– Отлично! Ты в ударе сегодня! Поэтому продолжай, Ангелочек, я упиваюсь твоим красноречием, – отвечал Кожоль, чувствуя, что приближалась какая-то опасность.
– Так как вы ободряете меня, я с удовольствием продолжу объяснения. Итак, Точильщик, думая удовлетворить ваше тайное желание, чтобы вас немного… как я выразился сейчас… уж я не припомню слова.
– Заставили, ты сказал: заставили.
– Да, верно.
– Так ты получил приказ заставить меня говорить?
– Именно.
– А, а! – произнес Кожоль, улыбаясь. – А как же ты примешься «заставлять» меня? Скажи-ка… чтоб я решил, есть ли у тебя воображение.
– О, очень нежно и невинно. Я стою за кроткие и простые меры… Не угодно ли вам выслушать мою программу?
– Повторяю, я упиваюсь твоими словами.
– Итак: я введу сюда несколько товарищей, чтоб… опустить господина на четвереньки.
– Ты называешь это – опустить, ты! Пусть так! Ну, меня опустят… а дальше?
– Дальше я деликатно разую господина, чтоб было поспокойнее во время операции.
– Давай же мне сейчас туфли.
– Хотелось бы, господин, хотелось бы. К сожалению, здесь нет туфлей… Но, чтоб вы не простудились, я замещу туфли жаровней с раскаленными углями.
Все это было сказано самым ласковым голосом, со множеством маленьких грациозных жестов и с улыбкой на устах.

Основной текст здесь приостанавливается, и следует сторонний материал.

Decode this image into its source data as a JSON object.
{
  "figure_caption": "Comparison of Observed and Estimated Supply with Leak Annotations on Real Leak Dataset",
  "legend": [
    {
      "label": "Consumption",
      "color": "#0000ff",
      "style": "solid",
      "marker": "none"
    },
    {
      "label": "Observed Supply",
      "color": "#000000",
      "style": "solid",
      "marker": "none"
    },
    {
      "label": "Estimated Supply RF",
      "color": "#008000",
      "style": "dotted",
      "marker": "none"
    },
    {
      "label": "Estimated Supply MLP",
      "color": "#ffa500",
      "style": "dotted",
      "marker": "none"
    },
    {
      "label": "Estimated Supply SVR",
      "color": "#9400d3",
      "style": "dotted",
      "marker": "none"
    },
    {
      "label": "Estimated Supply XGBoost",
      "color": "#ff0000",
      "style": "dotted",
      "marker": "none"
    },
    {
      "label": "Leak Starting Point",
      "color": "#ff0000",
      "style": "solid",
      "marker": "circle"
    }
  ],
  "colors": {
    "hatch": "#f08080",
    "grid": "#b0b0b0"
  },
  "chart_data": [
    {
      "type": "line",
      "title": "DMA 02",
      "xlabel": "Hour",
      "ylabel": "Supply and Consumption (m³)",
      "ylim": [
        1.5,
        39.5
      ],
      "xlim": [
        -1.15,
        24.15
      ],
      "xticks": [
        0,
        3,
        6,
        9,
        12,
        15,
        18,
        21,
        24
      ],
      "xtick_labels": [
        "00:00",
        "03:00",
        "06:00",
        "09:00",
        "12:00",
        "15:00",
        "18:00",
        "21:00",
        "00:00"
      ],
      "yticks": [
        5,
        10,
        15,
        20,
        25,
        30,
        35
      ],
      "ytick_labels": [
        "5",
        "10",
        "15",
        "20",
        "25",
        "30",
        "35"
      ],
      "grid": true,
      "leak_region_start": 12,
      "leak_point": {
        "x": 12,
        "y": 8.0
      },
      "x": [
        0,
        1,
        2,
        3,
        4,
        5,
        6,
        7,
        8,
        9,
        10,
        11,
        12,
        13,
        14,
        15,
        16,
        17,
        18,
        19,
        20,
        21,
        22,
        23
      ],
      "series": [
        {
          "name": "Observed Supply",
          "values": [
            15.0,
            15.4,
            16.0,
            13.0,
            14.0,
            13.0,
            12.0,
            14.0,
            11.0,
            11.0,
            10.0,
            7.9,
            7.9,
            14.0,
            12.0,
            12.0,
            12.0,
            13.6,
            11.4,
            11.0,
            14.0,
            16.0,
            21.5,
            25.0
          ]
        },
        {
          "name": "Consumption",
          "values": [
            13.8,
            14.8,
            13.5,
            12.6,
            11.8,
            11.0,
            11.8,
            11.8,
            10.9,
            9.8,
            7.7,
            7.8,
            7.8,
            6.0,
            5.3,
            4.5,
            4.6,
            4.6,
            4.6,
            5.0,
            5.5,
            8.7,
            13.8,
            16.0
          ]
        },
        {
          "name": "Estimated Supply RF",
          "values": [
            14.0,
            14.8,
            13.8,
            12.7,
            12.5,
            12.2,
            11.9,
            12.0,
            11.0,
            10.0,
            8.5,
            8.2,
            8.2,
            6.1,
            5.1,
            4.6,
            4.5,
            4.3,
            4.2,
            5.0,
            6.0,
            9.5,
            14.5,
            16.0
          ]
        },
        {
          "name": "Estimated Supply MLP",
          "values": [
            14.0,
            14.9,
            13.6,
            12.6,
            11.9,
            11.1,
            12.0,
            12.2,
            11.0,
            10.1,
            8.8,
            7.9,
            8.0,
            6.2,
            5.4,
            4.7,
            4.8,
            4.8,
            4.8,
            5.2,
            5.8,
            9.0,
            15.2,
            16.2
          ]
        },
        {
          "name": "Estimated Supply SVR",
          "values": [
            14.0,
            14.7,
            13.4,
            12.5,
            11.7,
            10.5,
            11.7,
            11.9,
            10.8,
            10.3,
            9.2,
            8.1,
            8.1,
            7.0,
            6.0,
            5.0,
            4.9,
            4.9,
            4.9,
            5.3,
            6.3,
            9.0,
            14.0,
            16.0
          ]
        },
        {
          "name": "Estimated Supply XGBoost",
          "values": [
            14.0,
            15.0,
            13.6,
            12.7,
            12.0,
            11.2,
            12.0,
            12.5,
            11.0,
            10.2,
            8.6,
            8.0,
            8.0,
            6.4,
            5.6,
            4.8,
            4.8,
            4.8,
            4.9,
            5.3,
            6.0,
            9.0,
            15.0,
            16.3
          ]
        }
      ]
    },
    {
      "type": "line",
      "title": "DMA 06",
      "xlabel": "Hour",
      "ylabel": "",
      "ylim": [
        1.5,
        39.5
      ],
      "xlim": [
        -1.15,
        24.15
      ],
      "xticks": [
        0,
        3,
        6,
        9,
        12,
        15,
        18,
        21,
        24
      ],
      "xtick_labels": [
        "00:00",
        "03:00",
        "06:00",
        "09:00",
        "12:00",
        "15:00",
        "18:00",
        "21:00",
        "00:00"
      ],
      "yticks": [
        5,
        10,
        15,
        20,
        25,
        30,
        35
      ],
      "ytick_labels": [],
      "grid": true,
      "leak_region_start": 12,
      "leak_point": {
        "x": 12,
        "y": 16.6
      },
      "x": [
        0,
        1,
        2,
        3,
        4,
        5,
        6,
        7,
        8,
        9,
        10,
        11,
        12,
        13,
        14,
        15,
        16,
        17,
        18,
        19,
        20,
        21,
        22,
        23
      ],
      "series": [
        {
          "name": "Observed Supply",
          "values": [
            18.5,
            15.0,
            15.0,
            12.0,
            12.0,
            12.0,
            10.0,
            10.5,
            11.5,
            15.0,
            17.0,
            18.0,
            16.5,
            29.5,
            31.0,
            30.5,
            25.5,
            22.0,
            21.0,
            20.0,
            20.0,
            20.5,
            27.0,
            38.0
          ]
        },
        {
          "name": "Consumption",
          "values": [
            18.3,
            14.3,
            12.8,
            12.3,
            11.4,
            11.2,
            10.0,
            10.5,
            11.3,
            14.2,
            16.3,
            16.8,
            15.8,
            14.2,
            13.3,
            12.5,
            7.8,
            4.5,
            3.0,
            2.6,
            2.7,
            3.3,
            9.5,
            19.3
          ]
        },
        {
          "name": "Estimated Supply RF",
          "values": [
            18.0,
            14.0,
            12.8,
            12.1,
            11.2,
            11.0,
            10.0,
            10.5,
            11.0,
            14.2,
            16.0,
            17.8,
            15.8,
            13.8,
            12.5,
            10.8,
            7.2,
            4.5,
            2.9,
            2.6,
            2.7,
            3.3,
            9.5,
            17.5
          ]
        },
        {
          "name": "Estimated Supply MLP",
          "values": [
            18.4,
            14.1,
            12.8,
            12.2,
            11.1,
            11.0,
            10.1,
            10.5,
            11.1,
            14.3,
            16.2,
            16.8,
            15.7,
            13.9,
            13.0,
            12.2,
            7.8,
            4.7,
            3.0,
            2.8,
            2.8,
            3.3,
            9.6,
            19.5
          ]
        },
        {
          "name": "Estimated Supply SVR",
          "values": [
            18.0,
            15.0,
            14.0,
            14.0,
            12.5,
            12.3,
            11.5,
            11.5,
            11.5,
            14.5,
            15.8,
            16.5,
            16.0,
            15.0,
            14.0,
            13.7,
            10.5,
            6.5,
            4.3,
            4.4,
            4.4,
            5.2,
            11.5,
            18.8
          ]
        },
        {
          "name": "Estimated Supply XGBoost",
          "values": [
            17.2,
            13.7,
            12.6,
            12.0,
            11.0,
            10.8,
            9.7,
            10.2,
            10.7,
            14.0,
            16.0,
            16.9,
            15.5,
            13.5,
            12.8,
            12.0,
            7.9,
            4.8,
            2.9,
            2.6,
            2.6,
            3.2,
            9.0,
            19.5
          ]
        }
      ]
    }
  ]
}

«Ай, ай! Дела все хуже!» – думал Кожоль, на лице которого под пристальным взглядом тюремщика не дрогнул ни один мускул. Нимало, кажется, не смутившись, молодой человек воскликнул:
– Да твой способ превосходен, чтоб избежать простуды!
– Застудив ноги, часто получают жестокий насморк, – сказал Ангелочек самым добродушным тоном.
– Вот это-то и есть маленькое сообщение, которое нагонит на меня золотые сны?
– Сколько людей засыпают, не зная о том, что ждет их при пробуждении! – продекламировал негодяй, направляясь к двери.